Axios PM

July 26, 2019
Good afternoon: Today's PM — edited by Justin Green — is 513 words, a 2 minute read.
Heads-up: Every quarter Axios journalists highlight the trends they are watching in politics, energy, science, technology, business and more. As a subscriber to this newsletter, you'll see that in your inbox tomorrow, from me.
1 big thing: Online bullying on rise among girls

Illustration: Aïda Amer/Axios
Girls are facing the brunt of a rise in online bullying:
- "21% of girls in middle and high school reported being bullied online or by text message in the 2016-17 school year, compared with less than 7% of boys," the AP notes, citing Department of Education data.
- Two years earlier, "16% of girls between 12 and 18 said they were bullied online, compared with 6% of boys."
Why it matters: Well-meaning parents and educators are left to effectively play whack-a-mole.
- In states like Texas and California, broad cyberbullying laws have been passed — and schools are increasingly adding strict cyberbullying rules.
The big picture: A generation of kids is growing up not knowing life without the social pressure and power that comes with online social networks, notes Axios' Stef Kight.
- Social media has enabled youth activism in this generation, but has also been linked to bullying, mental health issues and rising suicide rates among young people.
Between the lines: These online platforms make it easier than ever to bully each other and it also allows you to do it anonymously so you can be mean and hurt people without the "uncool" look of being a bully, Axios' Juliet Bartz tells me.
- Kind Campaign founder Lauren Paul told the AP 90% of the stories she hears while working in schools are of girls bullied by other girls.
- One girl even created fake profiles to like her social posts, fearing that her friends would exclude her otherwise.
The bottom line: The pressures long faced by teen girls — from the clothes you wear at school to who you hang with— are now on a bigger stage, Axios' Kia Kokalitcheva told me.
- It's also your Instagram photos and whether your Snapchats and photos are popular.
Go deeper: Devices dominate teenagers' social lives
Bonus: Pic du jour

A cat disrupts play in the second half between Tigres UANL and Real Salt Lake during their Leagues Cup game at Rio Tinto Stadium in Sandy, Utah.
2. What you missed
- The U.S. economy grew at a 2.1% annualized rate in Q2, a significant slowdown from the Q1's 3.1% growth rate but better than the 1.9% economists expected.
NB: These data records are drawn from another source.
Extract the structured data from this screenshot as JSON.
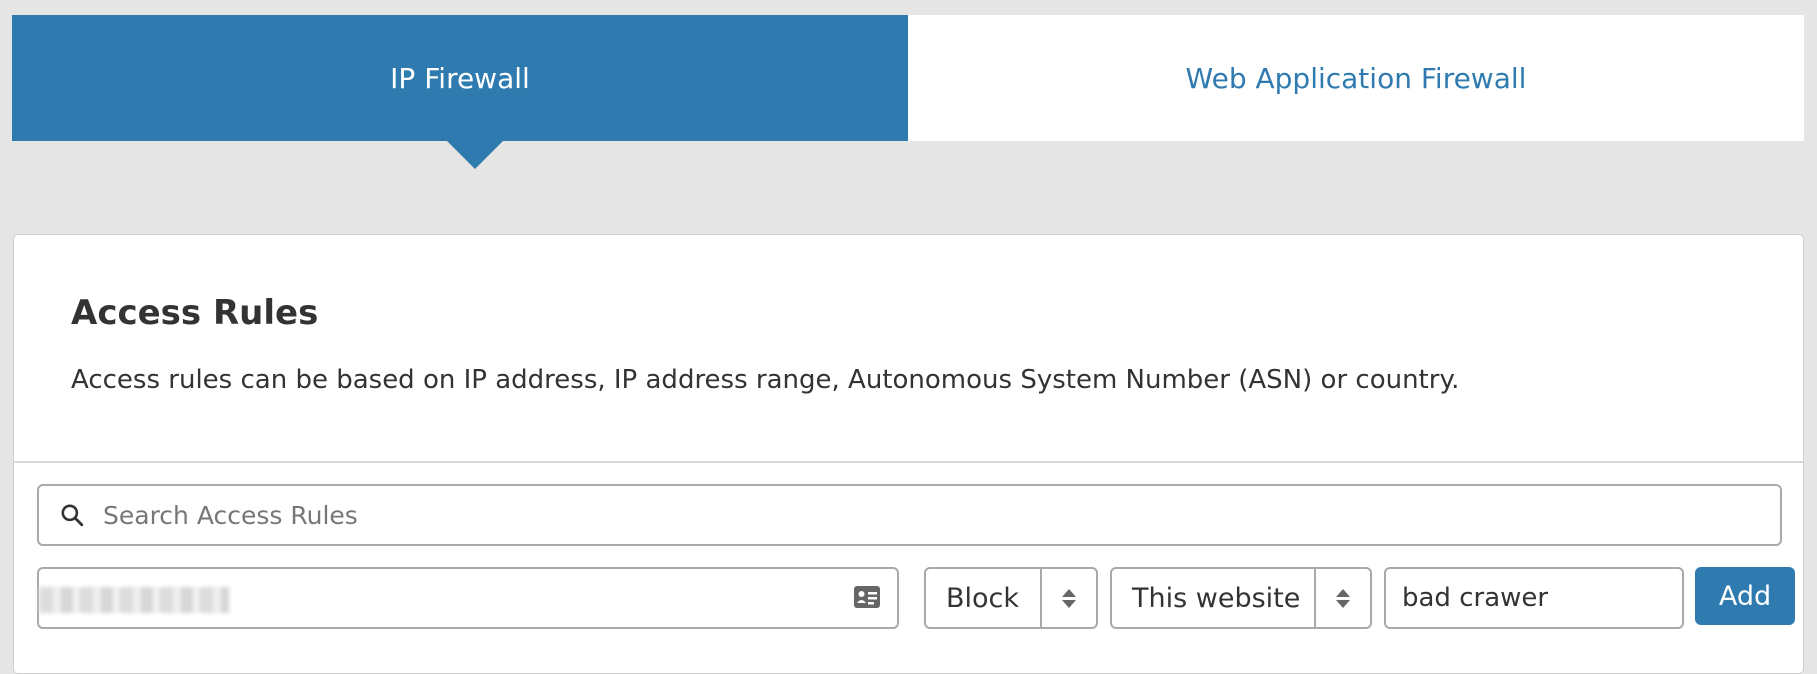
{
  "tabs": [
    {
      "label": "IP Firewall",
      "active": true
    },
    {
      "label": "Web Application Firewall",
      "active": false
    }
  ],
  "card": {
    "title": "Access Rules",
    "description": "Access rules can be based on IP address, IP address range, Autonomous System Number (ASN) or country."
  },
  "search": {
    "placeholder": "Search Access Rules",
    "icon": "search-icon"
  },
  "form": {
    "value_icon": "id-card-icon",
    "action": "Block",
    "scope": "This website",
    "note": "bad crawer",
    "add_label": "Add"
  },
  "colors": {
    "accent": "#2f7bb0",
    "background": "#e5e5e5"
  }
}
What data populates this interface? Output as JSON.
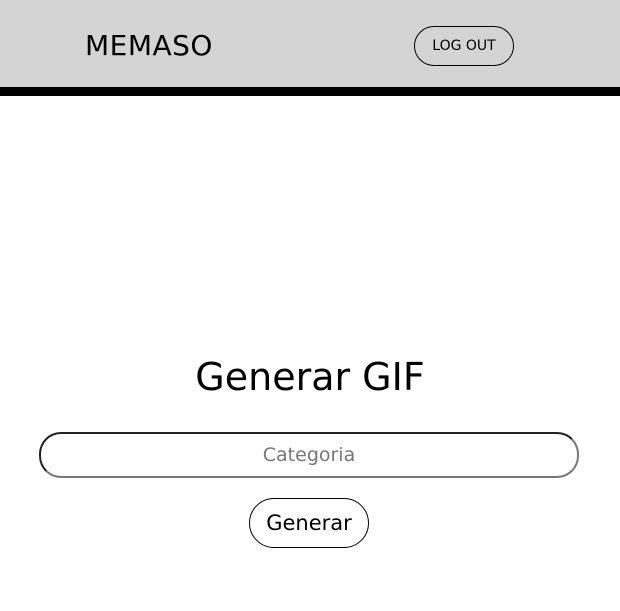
{
  "header": {
    "brand": "MEMASO",
    "logout_label": "LOG OUT",
    "background_color": "#d4d4d4",
    "border_color": "#000000"
  },
  "main": {
    "title": "Generar GIF",
    "category_input": {
      "placeholder": "Categoria",
      "value": ""
    },
    "generate_label": "Generar"
  }
}
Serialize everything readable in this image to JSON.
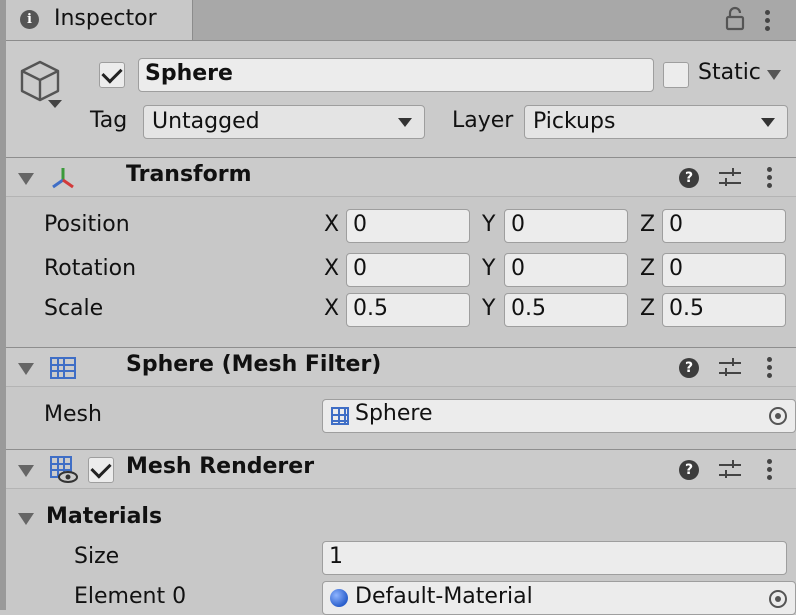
{
  "tab": {
    "title": "Inspector"
  },
  "object": {
    "active": true,
    "name": "Sphere",
    "static_label": "Static",
    "tag_label": "Tag",
    "tag_value": "Untagged",
    "layer_label": "Layer",
    "layer_value": "Pickups"
  },
  "transform": {
    "title": "Transform",
    "rows": [
      {
        "label": "Position",
        "x": "0",
        "y": "0",
        "z": "0"
      },
      {
        "label": "Rotation",
        "x": "0",
        "y": "0",
        "z": "0"
      },
      {
        "label": "Scale",
        "x": "0.5",
        "y": "0.5",
        "z": "0.5"
      }
    ],
    "axis": {
      "x": "X",
      "y": "Y",
      "z": "Z"
    }
  },
  "mesh_filter": {
    "title": "Sphere (Mesh Filter)",
    "mesh_label": "Mesh",
    "mesh_value": "Sphere"
  },
  "mesh_renderer": {
    "enabled": true,
    "title": "Mesh Renderer",
    "materials_label": "Materials",
    "size_label": "Size",
    "size_value": "1",
    "element0_label": "Element 0",
    "element0_value": "Default-Material"
  },
  "colors": {
    "accent_blue": "#3f6ec6",
    "panel_bg": "#c8c8c8",
    "field_bg": "#ececec"
  },
  "icons": [
    "info-icon",
    "lock-icon",
    "kebab-menu-icon",
    "cube-icon",
    "dropdown-arrow-icon",
    "transform-axes-icon",
    "help-icon",
    "preset-sliders-icon",
    "mesh-grid-icon",
    "object-picker-icon",
    "material-sphere-icon",
    "foldout-arrow-icon",
    "checkmark-icon"
  ]
}
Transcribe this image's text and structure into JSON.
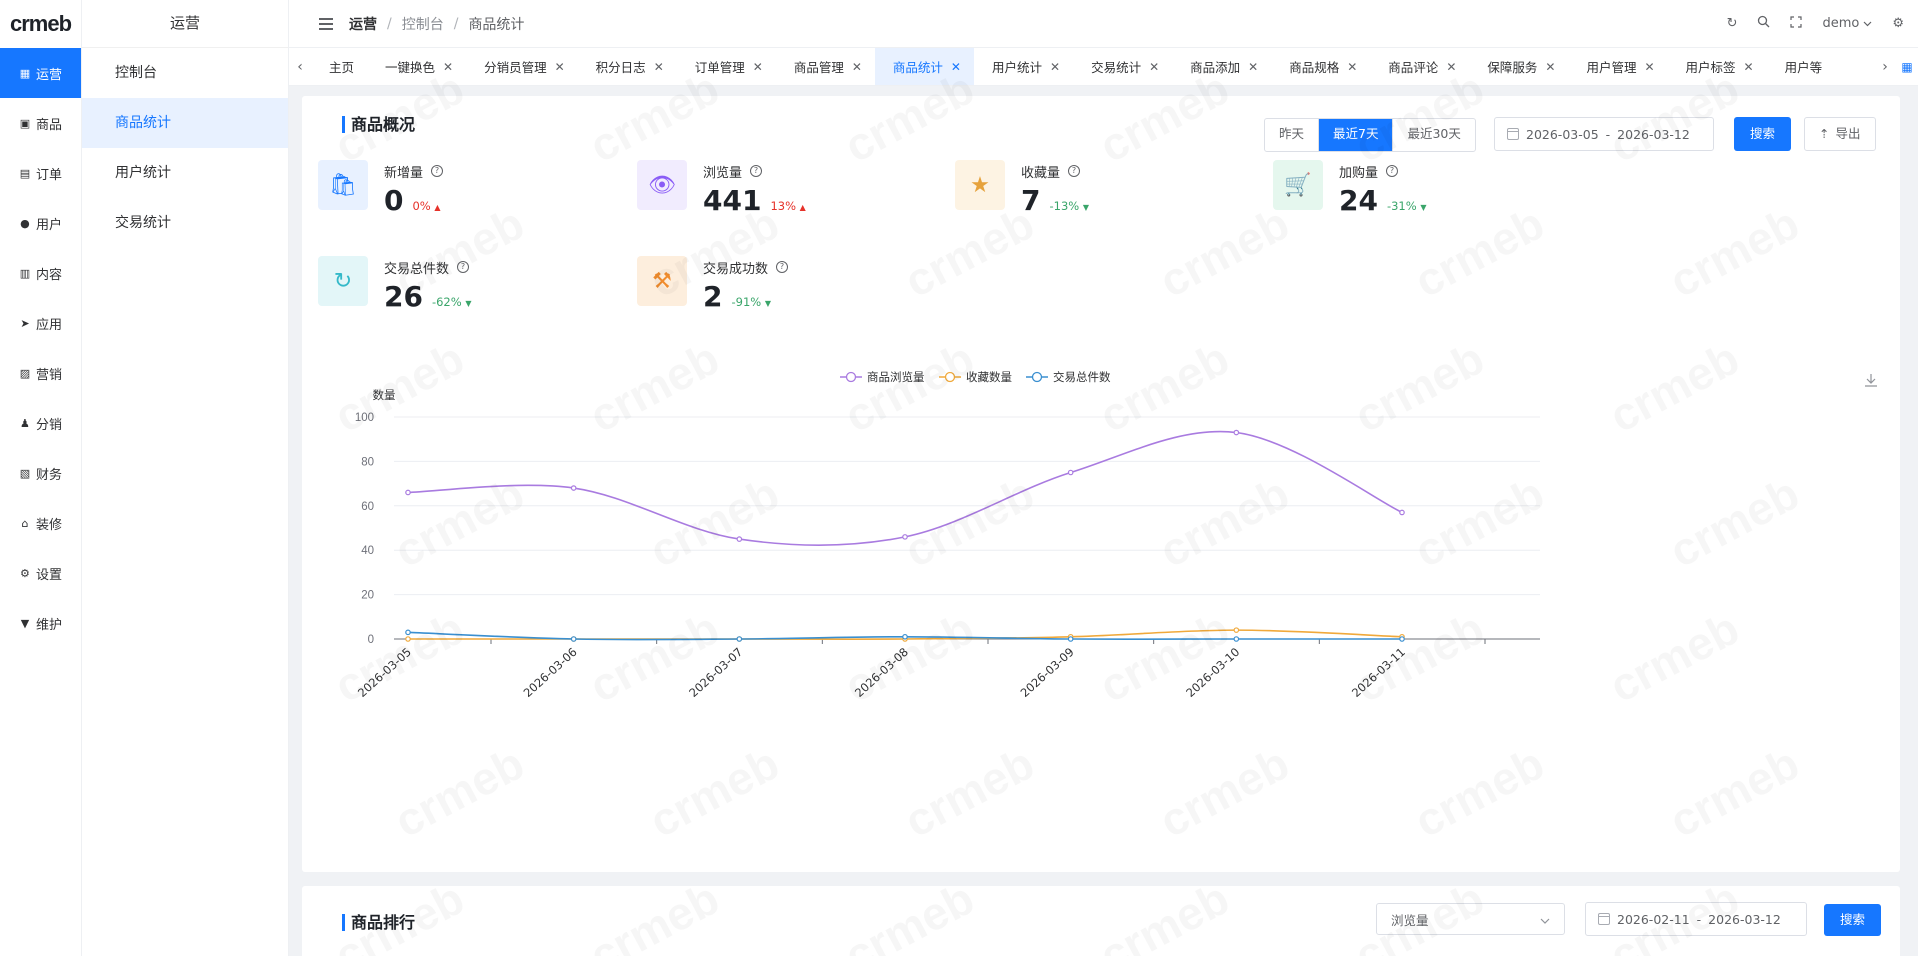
{
  "logo": "crmeb",
  "primary_nav": [
    {
      "label": "运营",
      "icon": "grid-icon",
      "glyph": "▦",
      "active": true
    },
    {
      "label": "商品",
      "icon": "shop-icon",
      "glyph": "▣",
      "active": false
    },
    {
      "label": "订单",
      "icon": "order-icon",
      "glyph": "▤",
      "active": false
    },
    {
      "label": "用户",
      "icon": "user-icon",
      "glyph": "●",
      "active": false
    },
    {
      "label": "内容",
      "icon": "content-icon",
      "glyph": "▥",
      "active": false
    },
    {
      "label": "应用",
      "icon": "send-icon",
      "glyph": "➤",
      "active": false
    },
    {
      "label": "营销",
      "icon": "chart-icon",
      "glyph": "▨",
      "active": false
    },
    {
      "label": "分销",
      "icon": "distribution-icon",
      "glyph": "♟",
      "active": false
    },
    {
      "label": "财务",
      "icon": "finance-icon",
      "glyph": "▧",
      "active": false
    },
    {
      "label": "装修",
      "icon": "home-icon",
      "glyph": "⌂",
      "active": false
    },
    {
      "label": "设置",
      "icon": "gear-icon",
      "glyph": "⚙",
      "active": false
    },
    {
      "label": "维护",
      "icon": "maintain-icon",
      "glyph": "▼",
      "active": false
    }
  ],
  "secondary": {
    "title": "运营",
    "items": [
      {
        "label": "控制台",
        "active": false
      },
      {
        "label": "商品统计",
        "active": true
      },
      {
        "label": "用户统计",
        "active": false
      },
      {
        "label": "交易统计",
        "active": false
      }
    ]
  },
  "header": {
    "breadcrumb": [
      "运营",
      "控制台",
      "商品统计"
    ],
    "user": "demo"
  },
  "tabs": [
    {
      "label": "主页",
      "closable": false,
      "active": false
    },
    {
      "label": "一键换色",
      "closable": true,
      "active": false
    },
    {
      "label": "分销员管理",
      "closable": true,
      "active": false
    },
    {
      "label": "积分日志",
      "closable": true,
      "active": false
    },
    {
      "label": "订单管理",
      "closable": true,
      "active": false
    },
    {
      "label": "商品管理",
      "closable": true,
      "active": false
    },
    {
      "label": "商品统计",
      "closable": true,
      "active": true
    },
    {
      "label": "用户统计",
      "closable": true,
      "active": false
    },
    {
      "label": "交易统计",
      "closable": true,
      "active": false
    },
    {
      "label": "商品添加",
      "closable": true,
      "active": false
    },
    {
      "label": "商品规格",
      "closable": true,
      "active": false
    },
    {
      "label": "商品评论",
      "closable": true,
      "active": false
    },
    {
      "label": "保障服务",
      "closable": true,
      "active": false
    },
    {
      "label": "用户管理",
      "closable": true,
      "active": false
    },
    {
      "label": "用户标签",
      "closable": true,
      "active": false
    },
    {
      "label": "用户等",
      "closable": false,
      "active": false
    }
  ],
  "overview": {
    "title": "商品概况",
    "ranges": [
      "昨天",
      "最近7天",
      "最近30天"
    ],
    "active_range": "最近7天",
    "date_start": "2026-03-05",
    "date_sep": "-",
    "date_end": "2026-03-12",
    "search_label": "搜索",
    "export_label": "导出",
    "stats": [
      {
        "label": "新增量",
        "value": "0",
        "pct": "0%",
        "trend": "up",
        "icon": "bag-plus-icon",
        "glyph": "🛍",
        "color": "#1677ff",
        "bg": "#e8f1ff"
      },
      {
        "label": "浏览量",
        "value": "441",
        "pct": "13%",
        "trend": "up",
        "icon": "eye-icon",
        "glyph": "👁",
        "color": "#8a5cf6",
        "bg": "#f1ecfe"
      },
      {
        "label": "收藏量",
        "value": "7",
        "pct": "-13%",
        "trend": "down",
        "icon": "star-icon",
        "glyph": "★",
        "color": "#e6a23c",
        "bg": "#fdf3e3"
      },
      {
        "label": "加购量",
        "value": "24",
        "pct": "-31%",
        "trend": "down",
        "icon": "cart-icon",
        "glyph": "🛒",
        "color": "#2fb36b",
        "bg": "#e5f7ee"
      },
      {
        "label": "交易总件数",
        "value": "26",
        "pct": "-62%",
        "trend": "down",
        "icon": "refresh-icon",
        "glyph": "↻",
        "color": "#34b9c9",
        "bg": "#e3f6f8"
      },
      {
        "label": "交易成功数",
        "value": "2",
        "pct": "-91%",
        "trend": "down",
        "icon": "gavel-icon",
        "glyph": "⚒",
        "color": "#f08c2e",
        "bg": "#fdeedd"
      }
    ]
  },
  "chart_data": {
    "type": "line",
    "ylabel": "数量",
    "ylim": [
      0,
      100
    ],
    "yticks": [
      0,
      20,
      40,
      60,
      80,
      100
    ],
    "categories": [
      "2026-03-05",
      "2026-03-06",
      "2026-03-07",
      "2026-03-08",
      "2026-03-09",
      "2026-03-10",
      "2026-03-11"
    ],
    "legend_position": "top-center",
    "grid": true,
    "series": [
      {
        "name": "商品浏览量",
        "color": "#a97be0",
        "values": [
          66,
          68,
          45,
          46,
          75,
          93,
          57
        ]
      },
      {
        "name": "收藏数量",
        "color": "#f0a93b",
        "values": [
          0,
          0,
          0,
          0,
          1,
          4,
          1
        ]
      },
      {
        "name": "交易总件数",
        "color": "#3a8fd0",
        "values": [
          3,
          0,
          0,
          1,
          0,
          0,
          0
        ]
      }
    ]
  },
  "ranking": {
    "title": "商品排行",
    "select_value": "浏览量",
    "date_start": "2026-02-11",
    "date_sep": "-",
    "date_end": "2026-03-12",
    "search_label": "搜索"
  }
}
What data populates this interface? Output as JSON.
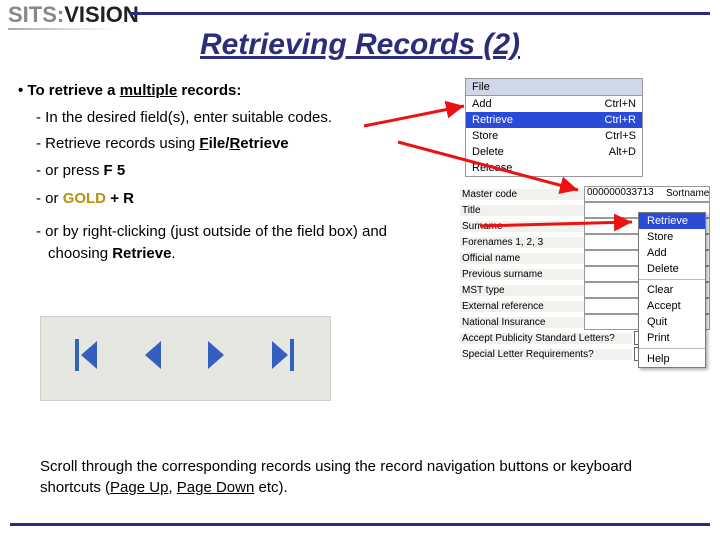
{
  "logo": {
    "sits": "SITS:",
    "vision": "VISION"
  },
  "title": "Retrieving Records (2)",
  "lead": {
    "pre": "To retrieve a ",
    "mul": "multiple",
    "post": " records:"
  },
  "b": {
    "i1": "In the desired field(s), enter suitable codes.",
    "i2_a": "Retrieve records using ",
    "i2_f": "F",
    "i2_file": "ile/",
    "i2_r": "R",
    "i2_ret": "etrieve",
    "i3_a": "or press ",
    "i3_b": "F 5",
    "i4_a": "or ",
    "i4_g": "GOLD",
    "i4_b": " + R",
    "i5_a": "or by right-clicking (just outside of the field box) and choosing ",
    "i5_b": "Retrieve",
    "i5_c": "."
  },
  "scroll": {
    "a": "Scroll through the corresponding records using the record navigation buttons or keyboard shortcuts (",
    "pu": "Page Up",
    "sep": ", ",
    "pd": "Page Down",
    "b": " etc)."
  },
  "menu": {
    "hdr": "File",
    "items": [
      {
        "l": "Add",
        "r": "Ctrl+N"
      },
      {
        "l": "Retrieve",
        "r": "Ctrl+R"
      },
      {
        "l": "Store",
        "r": "Ctrl+S"
      },
      {
        "l": "Delete",
        "r": "Alt+D"
      },
      {
        "l": "Release",
        "r": ""
      }
    ]
  },
  "form": {
    "master_label": "Master code",
    "master_val": "000000033713",
    "labels": [
      "Title",
      "Surname",
      "Forenames 1, 2, 3",
      "Official name",
      "Previous surname",
      "MST type",
      "External reference",
      "National Insurance",
      "Accept Publicity Standard Letters?",
      "Special Letter Requirements?"
    ],
    "sortname": "Sortname"
  },
  "ctx": {
    "items": [
      "Retrieve",
      "Store",
      "Add",
      "Delete"
    ],
    "items2": [
      "Clear",
      "Accept",
      "Quit",
      "Print"
    ],
    "items3": [
      "Help"
    ]
  }
}
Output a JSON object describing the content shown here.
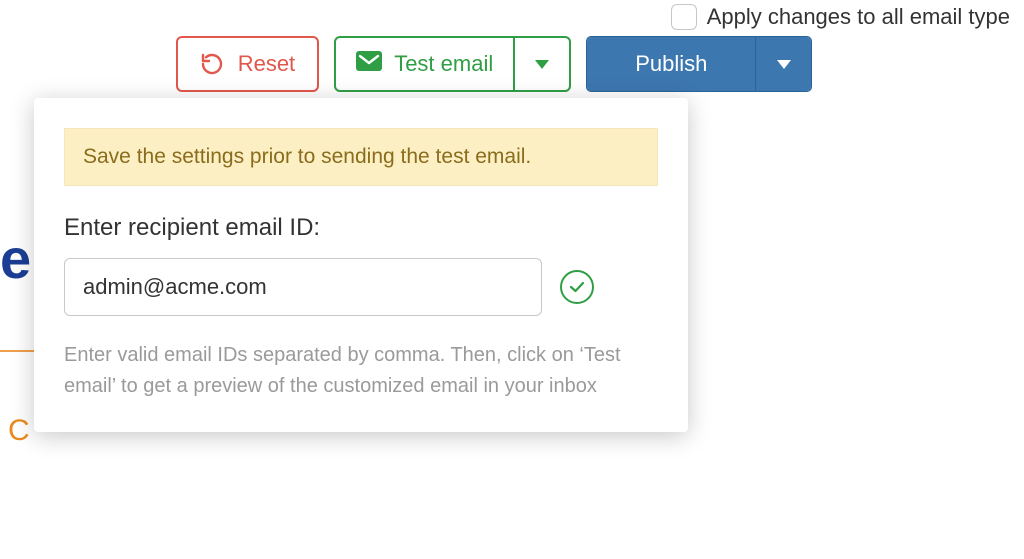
{
  "toolbar": {
    "apply_all_label": "Apply changes to all email type",
    "reset_label": "Reset",
    "test_email_label": "Test email",
    "publish_label": "Publish"
  },
  "panel": {
    "warning_text": "Save the settings prior to sending the test email.",
    "prompt_label": "Enter recipient email ID:",
    "email_value": "admin@acme.com",
    "hint_text": "Enter valid email IDs separated by comma. Then, click on ‘Test email’ to get a preview of the customized email in your inbox"
  },
  "background": {
    "blue_fragment": "e",
    "orange_fragment": "C"
  }
}
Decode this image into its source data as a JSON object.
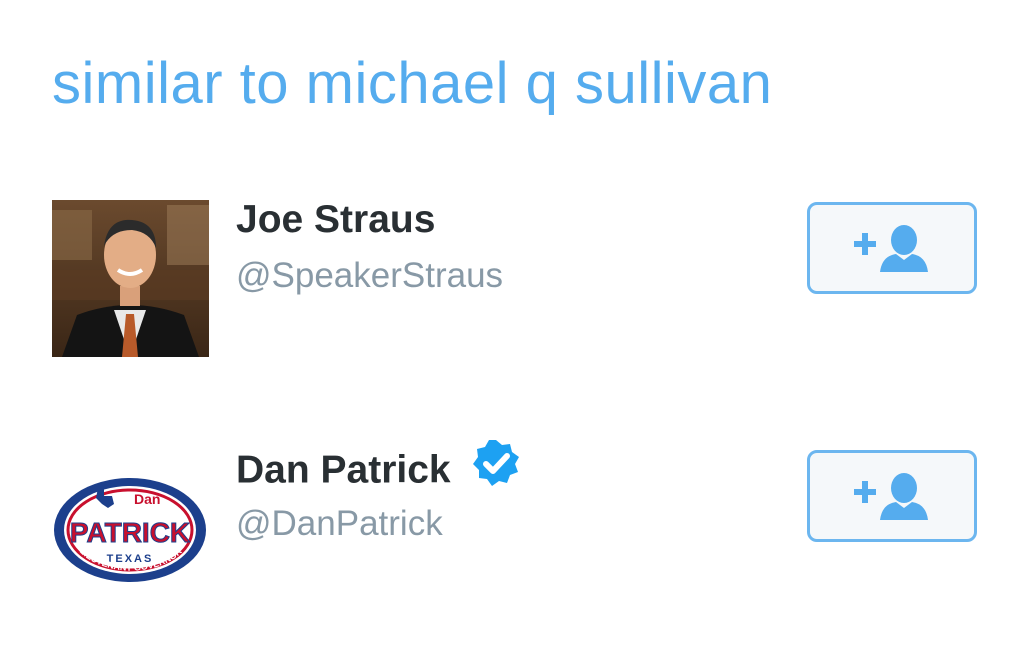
{
  "header": {
    "title": "similar to michael q sullivan"
  },
  "accounts": [
    {
      "name": "Joe Straus",
      "handle": "@SpeakerStraus",
      "verified": false,
      "avatar_icon": "profile-photo"
    },
    {
      "name": "Dan Patrick",
      "handle": "@DanPatrick",
      "verified": true,
      "avatar_icon": "campaign-logo",
      "logo_text": {
        "small": "Dan",
        "main": "PATRICK",
        "state": "TEXAS",
        "ring": "LIEUTENANT GOVERNOR"
      }
    }
  ],
  "colors": {
    "accent": "#55ACEE",
    "name_text": "#292F33",
    "handle_text": "#8899A6",
    "button_border": "#6CB6EF",
    "button_bg": "#F5F8FA"
  },
  "icons": {
    "follow": "add-user-icon",
    "verified": "verified-badge-icon"
  }
}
Go deeper.
- The Trump administration has directed the U.S. trade representative to seek to change the way the WTO treats some foreign competitors. Go deeper.
- The Justice Department has approved T-Mobile's deal to acquire Sprint. Go deeper.
- Exclusive: Researchers at Adobe have developed a new type of transparent display that allows virtual images and video to appear convincingly next to real objects. Go deeper.
3. 1 National Park thing

"Last year, about [National Park Service] 1,800 rangers reported making more than 25,000 speeding stops," USA Today reports.
Why it matters: "Some of America's most iconic animals ... are in danger every day from an unexpected angle: tourists crashing into them while sightseeing in national parks."
- "At Yosemite, rangers say at least 61 bears have been hit by cars in the past decade, and there's no way to track how many of those bears died as a result of their injuries."